Dirigentes de móveis e couro apostam que o tratamento dispensado à Braskem alivie o passivo hoje avaliado em R$ 100 milhões - R$ 85 milhões das empresas coureiras e quase R$ 10 milhões das moveleiras.

Para os dois segmentos, a cifra total (bem abaixo dos R$ 340 milhões que serão liberados em 42 parcelas para a petroquímica) seria um facilitador em um eventual acordo.

A meta também é conseguir acordo setorial, e não de empresa a empresa, como é hoje.
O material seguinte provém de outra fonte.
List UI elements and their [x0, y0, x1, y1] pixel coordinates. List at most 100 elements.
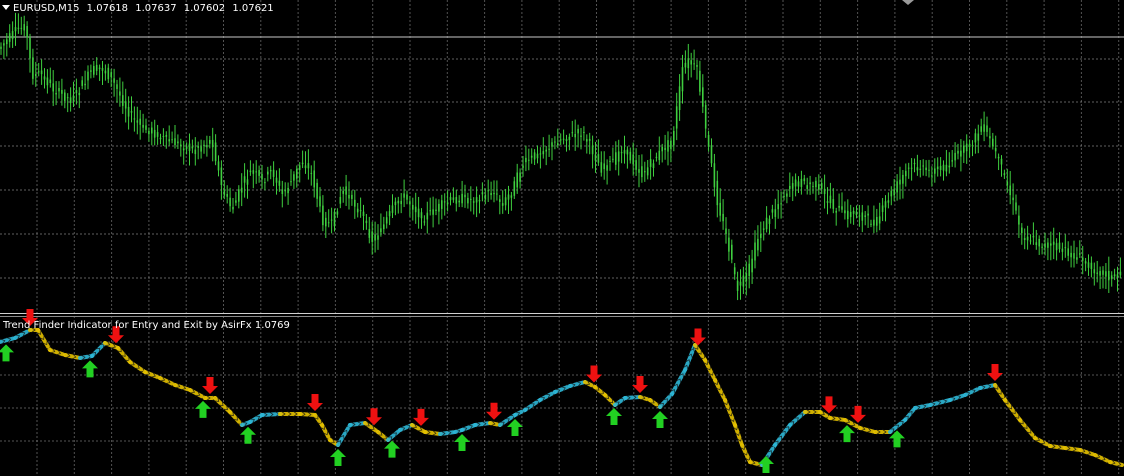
candle-body	[684, 62, 687, 68]
candle-body	[615, 152, 617, 165]
candle-body	[733, 267, 736, 275]
candle-body	[107, 67, 110, 80]
candle-body	[986, 125, 988, 132]
candle-body	[632, 154, 634, 165]
candle-body	[272, 169, 275, 177]
candle-body	[803, 178, 806, 182]
downtrend-segment	[423, 430, 442, 436]
candle-body	[116, 84, 118, 90]
candle-body	[1000, 158, 1003, 165]
candle-body	[864, 215, 866, 217]
buy-arrow-icon[interactable]	[606, 408, 622, 425]
candle-body	[238, 189, 240, 202]
candle-body	[310, 172, 313, 174]
candle-body	[142, 124, 144, 128]
buy-arrow-icon[interactable]	[0, 344, 14, 362]
chart-menu-dropdown-icon[interactable]	[2, 5, 10, 10]
downtrend-segment	[298, 412, 317, 417]
candle-body	[325, 217, 327, 227]
chart-window[interactable]: EURUSD,M15 1.07618 1.07637 1.07602 1.076…	[0, 0, 1124, 476]
buy-arrow-icon[interactable]	[454, 434, 470, 451]
buy-arrow-icon[interactable]	[195, 400, 211, 418]
candle-body	[1035, 242, 1038, 246]
candle-body	[644, 171, 646, 173]
candle-body	[571, 132, 574, 134]
candle-body	[678, 86, 681, 111]
sell-arrow-icon[interactable]	[821, 396, 837, 414]
candle-body	[832, 199, 835, 209]
candle-body	[922, 165, 924, 167]
sell-arrow-icon[interactable]	[486, 402, 502, 420]
candle-body	[113, 78, 115, 83]
candle-body	[507, 194, 510, 200]
buy-arrow-icon[interactable]	[652, 411, 668, 428]
candle-body	[246, 179, 249, 185]
candle-body	[577, 128, 579, 134]
candle-body	[794, 179, 797, 187]
candle-body	[49, 79, 52, 84]
candle-body	[670, 140, 672, 149]
buy-arrow-icon[interactable]	[384, 440, 400, 458]
candle-body	[1012, 197, 1014, 201]
candle-body	[641, 166, 643, 178]
candle-body	[226, 194, 228, 197]
sell-arrow-icon[interactable]	[202, 377, 218, 394]
candle-body	[820, 183, 823, 189]
candle-body	[1018, 215, 1020, 225]
candle-body	[649, 159, 652, 167]
buy-arrow-icon[interactable]	[839, 425, 855, 443]
price-chart-canvas[interactable]	[0, 0, 1124, 476]
candle-body	[510, 195, 513, 198]
candle-body	[148, 130, 150, 135]
sell-arrow-icon[interactable]	[413, 408, 429, 426]
candle-body	[786, 193, 788, 197]
candle-body	[11, 31, 14, 40]
candle-body	[1029, 240, 1032, 242]
buy-arrow-icon[interactable]	[507, 419, 523, 436]
candle-body	[151, 127, 153, 134]
candle-body	[81, 80, 83, 86]
candle-body	[78, 92, 81, 96]
sell-arrow-icon[interactable]	[586, 365, 602, 383]
candle-body	[275, 177, 278, 183]
downtrend-segment	[828, 416, 847, 422]
candle-body	[75, 90, 78, 94]
sell-arrow-icon[interactable]	[690, 328, 706, 346]
candle-body	[768, 218, 771, 224]
candle-body	[603, 163, 605, 170]
candle-body	[417, 208, 420, 218]
candle-body	[159, 137, 162, 140]
sell-arrow-icon[interactable]	[987, 364, 1003, 381]
candle-body	[780, 203, 782, 205]
candle-body	[58, 88, 60, 92]
candle-body	[841, 206, 843, 210]
buy-arrow-icon[interactable]	[330, 449, 346, 466]
candle-body	[829, 195, 832, 204]
uptrend-segment	[473, 421, 492, 427]
candle-body	[722, 213, 724, 222]
candle-body	[965, 143, 968, 152]
candle-body	[1055, 243, 1058, 251]
candle-body	[931, 175, 933, 177]
shift-marker-icon[interactable]	[902, 0, 914, 5]
candle-body	[948, 165, 951, 168]
candle-body	[200, 146, 202, 152]
candle-body	[296, 168, 298, 179]
candle-body	[240, 187, 243, 193]
sell-arrow-icon[interactable]	[632, 376, 648, 393]
downtrend-segment	[1063, 446, 1082, 452]
candle-body	[530, 155, 533, 158]
candle-body	[623, 150, 626, 154]
candle-body	[403, 193, 405, 198]
candle-body	[139, 118, 141, 125]
candle-body	[171, 139, 173, 141]
candle-body	[122, 95, 124, 106]
candle-body	[844, 210, 846, 214]
candle-body	[481, 192, 484, 195]
candle-body	[902, 174, 904, 184]
downtrend-segment	[603, 393, 617, 407]
downtrend-segment	[1093, 453, 1112, 464]
candle-body	[974, 133, 977, 143]
candle-body	[339, 196, 342, 204]
candle-body	[983, 124, 985, 132]
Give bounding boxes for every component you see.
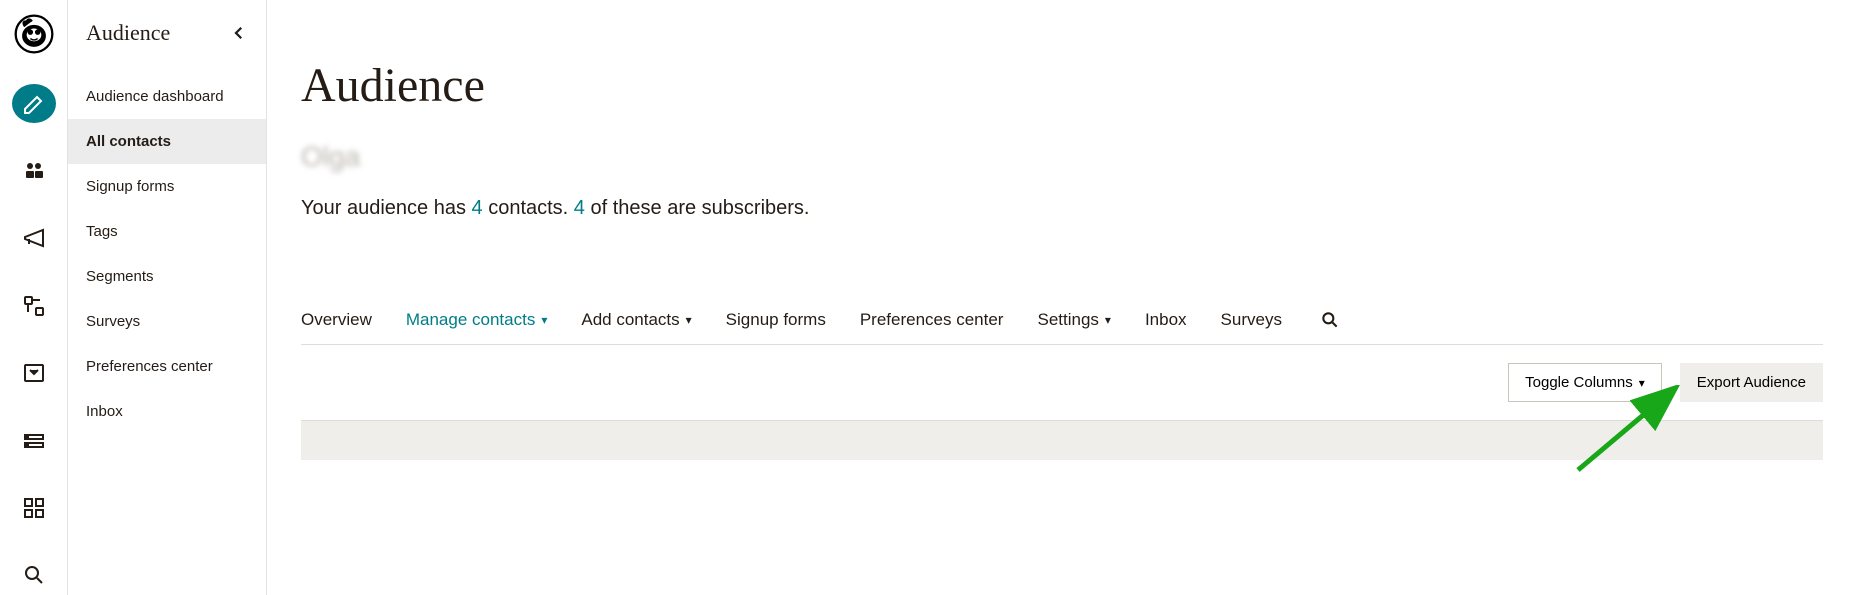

A presidente da Associação das Indústrias de Móveis do Estado do Rio Grande do Sul (Movergs), Maristela Longhi, reclama do silêncio dos interlocutores nas secretarias estaduais da Fazenda (Sefaz) e do Desenvolvimento e dos Assuntos Internacionais (Sedai).

Sucessivas reuniões e documentos enviados aos dois órgãos desde março não teriam tido resposta, criticou a dirigente. Maristela adiantou que os moveleiros querem agora tratar do futuro da liberação dos créditos diretamente com a governadora Yeda Crusius.

"Ela tem de ser sensível à nossa situação. Não é justo que apenas o setor exportador pague a conta do ajuste fiscal. Vamos aumentar a mobilização caso não tenhamos sucesso na negociação", desabafou a presidente da Movergs. O setor não descarta protestos em Porto Alegre, como forma de pressão. Uma audiência com Yeda está sendo buscada pela Frente Parlamentar em Defesa dos Setores Coureiro-calçadista e Moveleiro.

A expectativa recai também sobre as definições do Conselho de Competitividade, o Compete RS, que dá a palavra final sobre a liberação dos recursos. Maristela recorda que o parcelamento chegou a ser cogitado quando o deputado federal Nelson Proença era o titular da Sedai. "Com a troca do comando da secretaria, tudo foi paralisado. Agora, cada mês que passa o prazo para compensar o valor é maior", lamentou a presidente da Movergs.